A core element of NanoView’s intellectual property was developed in a lab run by Selim Ünlü, a professor in BU’s Department of Electrical and Computer Engineering. “BU did a really fantastic job of encouraging and helping us build our company from the ground up,” Freedman said. “It was really a great ecosystem for growing a company.” The pair also credit Michael Pratt, the university’s managing director of Technology Development, for his guidance. A licensing deal needed to be negotiated with the university, and Pratt “made sure we weren’t burdened by the deal,” said Freedman.
Grown Inside a BU Lab:
David Freedman had long known he wanted to be an entrepreneur. “My parents had a startup,” he said. “I had always been passionate about startups.” He arrived on campus in 2005 to start a PhD program in electrical engineering, on the lookout for an idea that might let him build a company.

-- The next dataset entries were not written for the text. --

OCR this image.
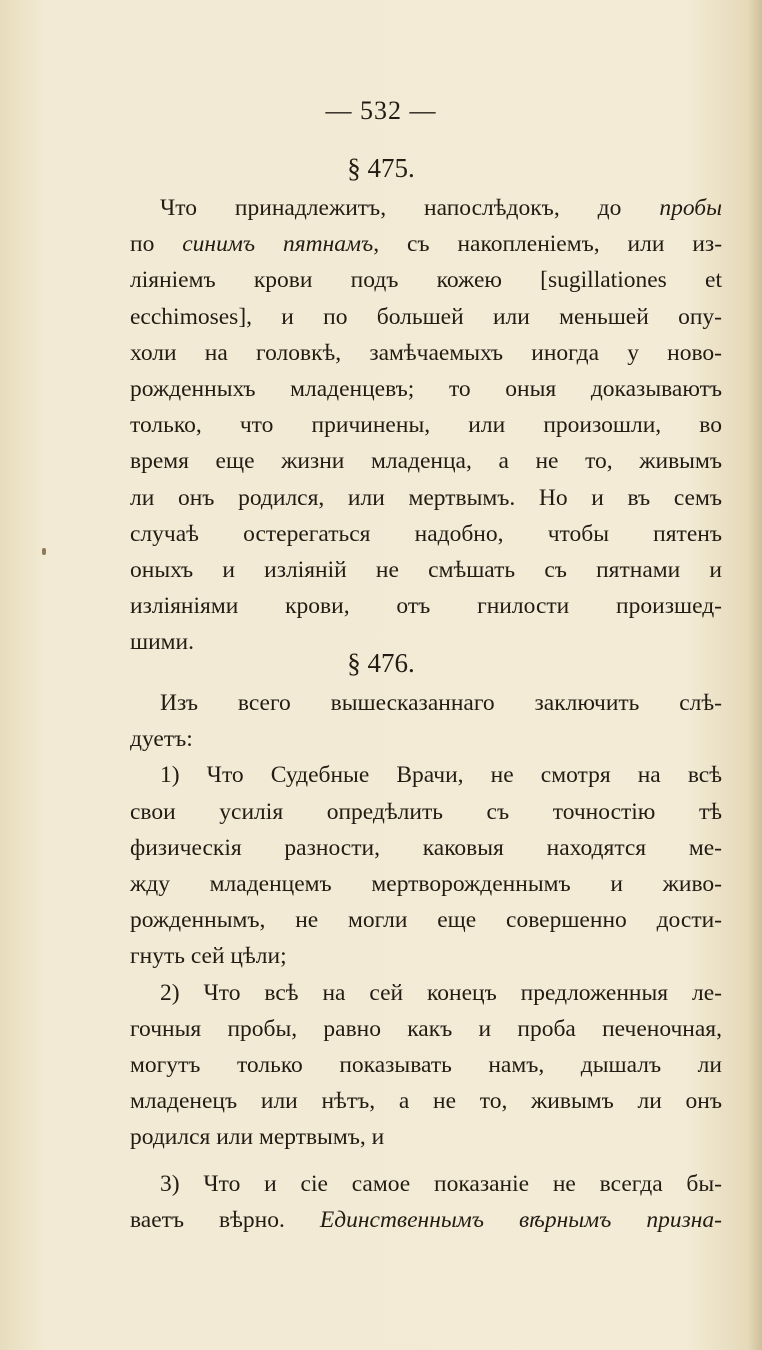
— 532 —
§ 475.
Что принадлежитъ, напослѣдокъ, до пробы
по синимъ пятнамъ, съ накопленіемъ, или из-
ліяніемъ крови подъ кожею [sugillationes et
ecchimoses], и по большей или меньшей опу-
холи на головкѣ, замѣчаемыхъ иногда у ново-
рожденныхъ младенцевъ; то оныя доказываютъ
только, что причинены, или произошли, во
время еще жизни младенца, а не то, живымъ
ли онъ родился, или мертвымъ. Но и въ семъ
случаѣ остерегаться надобно, чтобы пятенъ
оныхъ и изліяній не смѣшать съ пятнами и
изліяніями крови, отъ гнилости произшед-
шими.
§ 476.
Изъ всего вышесказаннаго заключить слѣ-
дуетъ:
1) Что Судебные Врачи, не смотря на всѣ
свои усилія опредѣлить съ точностію тѣ
физическія разности, каковыя находятся ме-
жду младенцемъ мертворожденнымъ и живо-
рожденнымъ, не могли еще совершенно дости-
гнуть сей цѣли;
2) Что всѣ на сей конецъ предложенныя ле-
гочныя пробы, равно какъ и проба печеночная,
могутъ только показывать намъ, дышалъ ли
младенецъ или нѣтъ, а не то, живымъ ли онъ
родился или мертвымъ, и
3) Что и сіе самое показаніе не всегда бы-
ваетъ вѣрно. Единственнымъ вѣрнымъ призна-
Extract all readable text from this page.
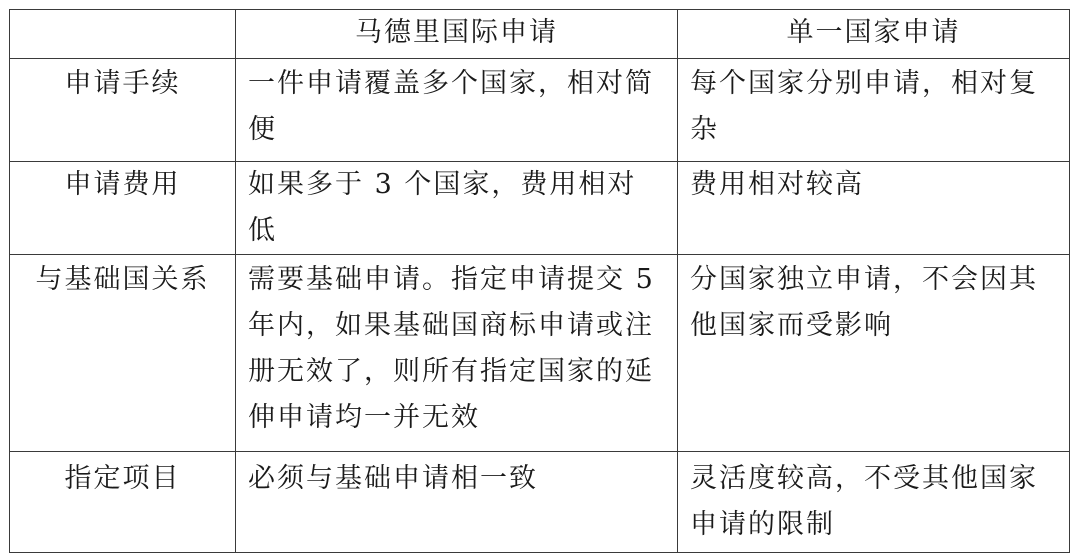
	马德里国际申请	单一国家申请
申请手续	一件申请覆盖多个国家，相对简便	每个国家分别申请，相对复杂
申请费用	如果多于 3 个国家，费用相对低	费用相对较高
与基础国关系	需要基础申请。指定申请提交 5 年内，如果基础国商标申请或注册无效了，则所有指定国家的延伸申请均一并无效	分国家独立申请，不会因其他国家而受影响
指定项目	必须与基础申请相一致	灵活度较高，不受其他国家申请的限制
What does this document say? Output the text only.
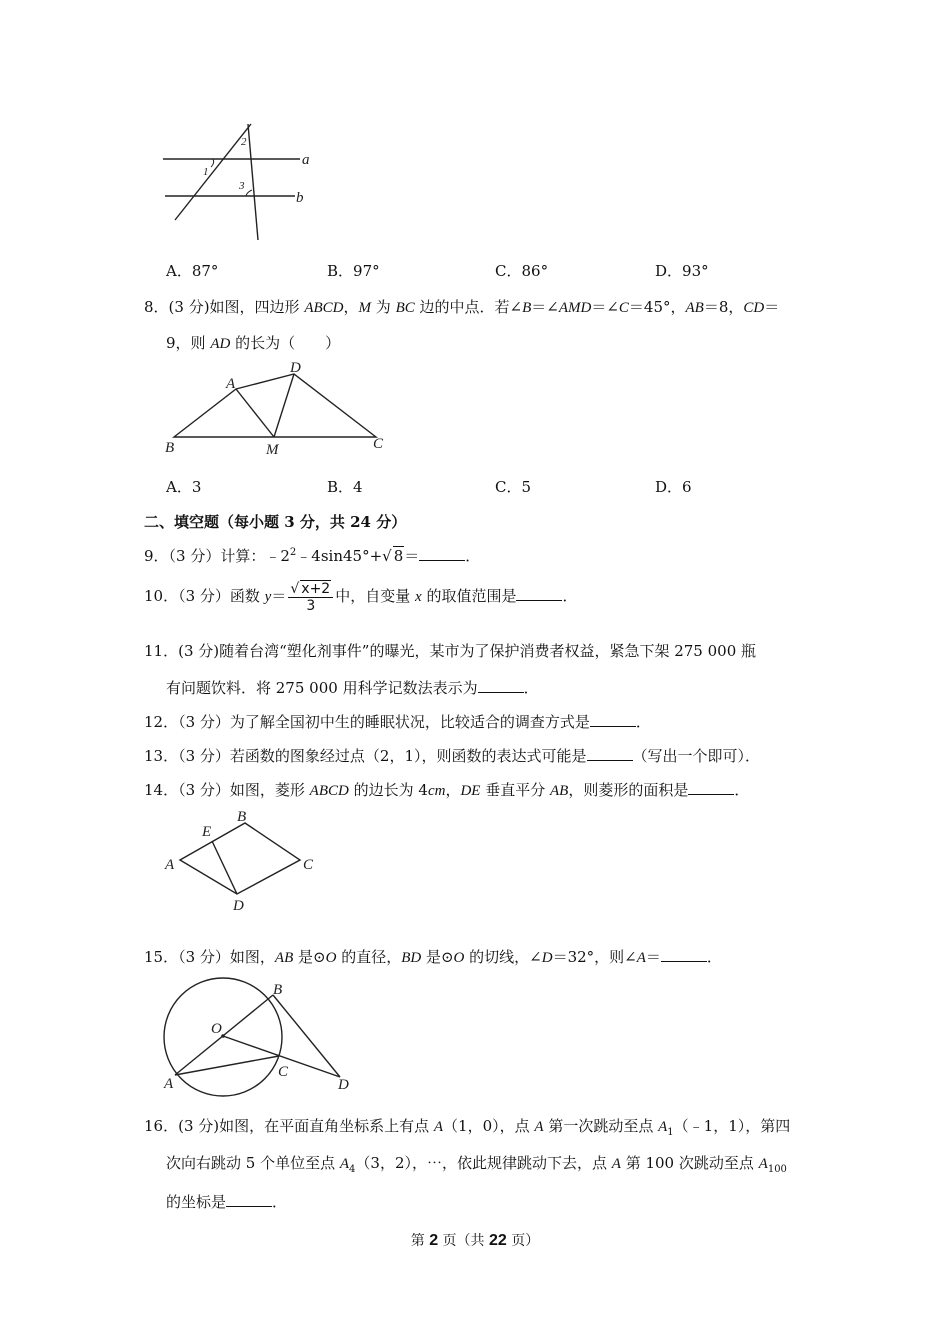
2
1
3
a
b
A．87°	B．97°	C．86°	D．93°
8．(3 分)如图，四边形 ABCD，M 为 BC 边的中点．若∠B＝∠AMD＝∠C＝45°，AB＝8，CD＝
9，则 AD 的长为（　　）
A
D
B	M	C
A．3	B．4	C．5	D．6
二、填空题（每小题 3 分，共 24 分）
9．（3 分）计算：$﹣2^2﹣4\sin 45^\circ+√$ 8＝	．
10．（3 分）函数 $y= \frac{√ x+2}{3}$ 中，自变量 x 的取值范围是	．
11．(3 分)随着台湾“塑化剂事件”的曝光，某市为了保护消费者权益，紧急下架 275 000 瓶
有问题饮料．将 275 000 用科学记数法表示为	．
12．（3 分）为了解全国初中生的睡眠状况，比较适合的调查方式是	．
13．（3 分）若函数的图象经过点（2，1），则函数的表达式可能是	（写出一个即可）．
14．（3 分）如图，菱形 ABCD 的边长为 4cm，DE 垂直平分 AB，则菱形的面积是	．
B
E
A	C
D
15．（3 分）如图，AB 是⊙O 的直径，BD 是⊙O 的切线，∠D＝32°，则∠A＝	．
B
O
C
A	D
16．(3 分)如图，在平面直角坐标系上有点 A（1，0），点 A 第一次跳动至点 $A_1(﹣1$，1），第四
次向右跳动 5 个单位至点 $A_4(3$，2），⋯，依此规律跳动下去，点 A 第 100 次跳动至点 $A_{100}$
的坐标是	．
第 2 页（共 22 页）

George Daaboul also arrived at BU in 2005, as an undergraduate majoring in biomedical engineering. As an undergrad, he worked with Prof. Ünlü, who specializes in biophotonics, where biology meets light. That had Daaboul working on biosensors, biological imaging techniques, and digital detection based on a single particle or molecule. (Prof. Ünlü was honored as BU’s 2021 Innovator of the Year.)

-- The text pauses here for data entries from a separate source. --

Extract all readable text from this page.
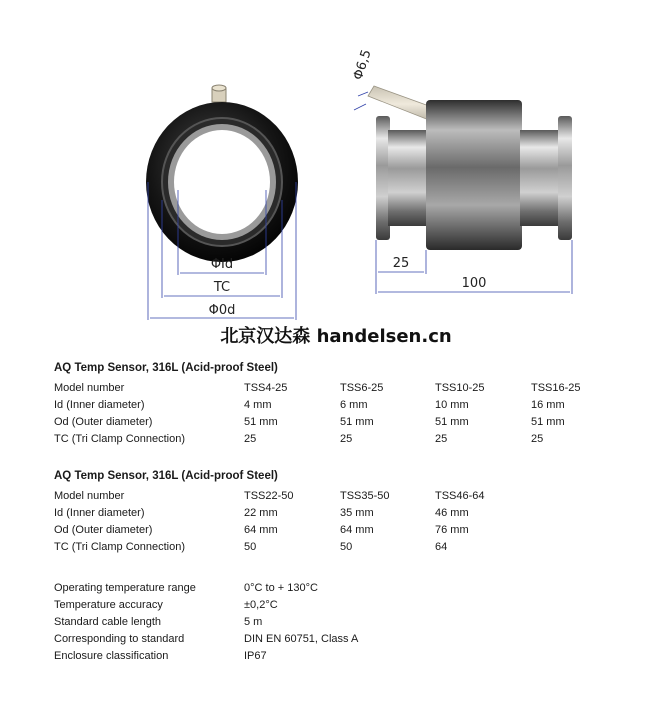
ΦId
TC
Φ0d
Φ6,5
25
100
北京汉达森 handelsen.cn
AQ Temp Sensor, 316L (Acid-proof Steel)
Model number	TSS4-25	TSS6-25	TSS10-25	TSS16-25
Id (Inner diameter)	4 mm	6 mm	10 mm	16 mm
Od (Outer diameter)	51 mm	51 mm	51 mm	51 mm
TC (Tri Clamp Connection)	25	25	25	25
AQ Temp Sensor, 316L (Acid-proof Steel)
Model number	TSS22-50	TSS35-50	TSS46-64
Id (Inner diameter)	22 mm	35 mm	46 mm
Od (Outer diameter)	64 mm	64 mm	76 mm
TC (Tri Clamp Connection)	50	50	64
Operating temperature range	0°C to + 130°C
Temperature accuracy	±0,2°C
Standard cable length	5 m
Corresponding to standard	DIN EN 60751, Class A
Enclosure classification	IP67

“I thought I’d go to medical school,” Daaboul said, “but, funny story, I didn’t get in and so I was like, ‘Alright, I might as well do my PhD then.’” Initially, Freedman also thought he would be leaving the campus in 2009. He had earned a PhD in electrical engineering, but the country was going through what economists have dubbed the Great Recession. “I thought it was 2 a bad time to look for a job,” Freedman says. Instead, he went to work as a post-doc in the lab of Prof. Ünlü, where Daaboul was also doing research.
Success stories often don’t start as we imagine. Some earlier false starts along the journey included the BU Ignition Award program to help professors and other researchers on campus reach a critical milestone in pursuit of a potentially commercial product under development. Daaboul earned an Ignition Award for a product that never found its market and there was also an earlier effort that involved seven graduate students on campus, including Daaboul and Freedman. The group entered several pitch competitions, but ultimately decided the idea was not commercially viable enough to pursue. “Most of the others, they went to California and got jobs,” Freedman said. “That left the two of us.” Daaboul was working on a project with a second professor, John Connor, in BU’s School of Medicine, on a device that employed biophotonics to do rapid detection of Ebola and other hemorrhagic fever viruses. That was around the time of the outbreak of Ebola in West Africa. “The idea was something we could deploy in Africa, out in the field,” said Daaboul, who earned his PhD in biomedical engineering in 2013. Freedman joined the project to help them create the device they would use for detection.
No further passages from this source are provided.